Salvia sclarea
Muskatellersalbei
Volksnamen: Muskatsalbei, Römischer Salbei
Foto: CC BY-SA 3.0 · Quelle
Diese Beschreibung wurde maschinell übersetzt.
Beschreibung
Muskatellersalbei ist eine zweijährige, robuste Staude aus der Familie der Lippenblütler und bildet im zweiten Standjahr große, verzweigte Blütenstände mit rosa bis violetten Blüten. Botanisch heißt sie Salvia sclarea, im Beet wird daraus einfach der Muskatellersalbei. Die Pflanze duftet würzig aromatisch, mit einer Note, die an Muskat erinnert, und zieht Bienen und Hummeln in Scharen an.
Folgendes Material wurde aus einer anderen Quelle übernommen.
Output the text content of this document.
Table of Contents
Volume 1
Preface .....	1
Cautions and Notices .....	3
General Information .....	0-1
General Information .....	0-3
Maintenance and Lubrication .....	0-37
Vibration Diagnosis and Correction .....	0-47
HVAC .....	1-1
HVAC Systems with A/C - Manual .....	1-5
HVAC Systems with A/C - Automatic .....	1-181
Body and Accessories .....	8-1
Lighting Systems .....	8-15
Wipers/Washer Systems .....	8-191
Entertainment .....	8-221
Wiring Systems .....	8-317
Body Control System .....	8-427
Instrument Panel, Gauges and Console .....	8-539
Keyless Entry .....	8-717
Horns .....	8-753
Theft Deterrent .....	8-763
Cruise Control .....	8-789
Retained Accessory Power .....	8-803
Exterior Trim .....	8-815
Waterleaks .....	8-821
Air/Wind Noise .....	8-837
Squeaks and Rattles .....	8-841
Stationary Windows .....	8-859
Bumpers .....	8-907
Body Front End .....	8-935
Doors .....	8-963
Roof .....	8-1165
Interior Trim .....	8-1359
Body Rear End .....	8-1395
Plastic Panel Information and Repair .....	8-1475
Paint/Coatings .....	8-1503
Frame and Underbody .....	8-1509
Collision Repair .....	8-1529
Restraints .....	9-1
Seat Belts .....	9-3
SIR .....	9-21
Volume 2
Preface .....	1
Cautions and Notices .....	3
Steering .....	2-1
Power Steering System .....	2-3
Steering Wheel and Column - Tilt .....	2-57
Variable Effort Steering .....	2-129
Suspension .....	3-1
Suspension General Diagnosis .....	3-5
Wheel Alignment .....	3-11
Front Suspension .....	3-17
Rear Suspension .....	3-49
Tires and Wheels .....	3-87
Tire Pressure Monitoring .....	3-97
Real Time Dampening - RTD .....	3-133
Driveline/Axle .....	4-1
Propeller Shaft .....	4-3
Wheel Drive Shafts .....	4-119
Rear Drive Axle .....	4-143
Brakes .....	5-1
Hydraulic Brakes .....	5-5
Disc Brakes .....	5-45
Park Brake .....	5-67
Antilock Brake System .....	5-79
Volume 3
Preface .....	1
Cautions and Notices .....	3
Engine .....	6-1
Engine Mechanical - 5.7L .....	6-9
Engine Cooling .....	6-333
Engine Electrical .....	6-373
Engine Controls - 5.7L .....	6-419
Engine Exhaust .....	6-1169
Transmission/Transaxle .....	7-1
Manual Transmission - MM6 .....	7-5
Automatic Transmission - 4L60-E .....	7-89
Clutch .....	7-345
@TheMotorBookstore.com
Sie liebt Vollsonne und trockene, durchlässige Böden und wirkt mit ihrem silbrig behaarten Laub und den hohen Blütenrispen auch als Blickfang im Staudenbeet.
Pflegehinweise
Pflanze deinen Muskatellersalbei an einen vollsonnigen, warmen Platz mit durchlässigem, eher magerem Boden. Im ersten Jahr bildet er nur eine Blattrosette, gieße junge Pflanzen mäßig und vermeide Staunässe. Im zweiten Jahr treibt er die hohen Blütenstände; ein Rückschnitt nach der Blüte hält die Pflanze kompakt und fördert oft einen weiteren, kürzeren Nachtrieb. Da er zweijährig ist, stirbt die Pflanze nach der Samenreife ab; lass ein paar Stände stehen, dann sät er sich im Garten gerne selbst wieder aus. Ein winterlicher Schutz mit Reisig ist an sehr kalten Standorten sinnvoll, an milden Lagen kommt er meist ohne aus.
Boden & Standort
Boden-pH
Bodenart
durchlässig, kalkliebend, mager, trocken
Muskatellersalbei mag es mager und durchlässig, staunasser Boden lässt die Wurzeln schnell faulen. Ein sonniger Platz mit kalkhaltiger, sandiger bis steiniger Erde erinnert am ehesten an die mediterrane Heimat der Pflanze. Zu nährstoffreiche Böden führen zu viel Blattmasse, aber wenig Aroma und Standfestigkeit.
Düngung
Schwachzehrer
Muskatellersalbei braucht kaum Düngung, eine dünne Kompostgabe im Frühjahr reicht völlig aus. Zu viel organischer Dünger macht die Triebe weich und anfällig für Fäulnis. Am besten gedeiht die Pflanze, wenn du sie eher knapp hältst statt zu verwöhnen.
Mischkultur
Gute Nachbarn
Nachtschattengewächse (Solanaceae)
besonders bewährtBasilikum neben Tomate und Paprika verbessert nachweislich den Geschmack und hält Weiße Fliege und Blattläuse fern.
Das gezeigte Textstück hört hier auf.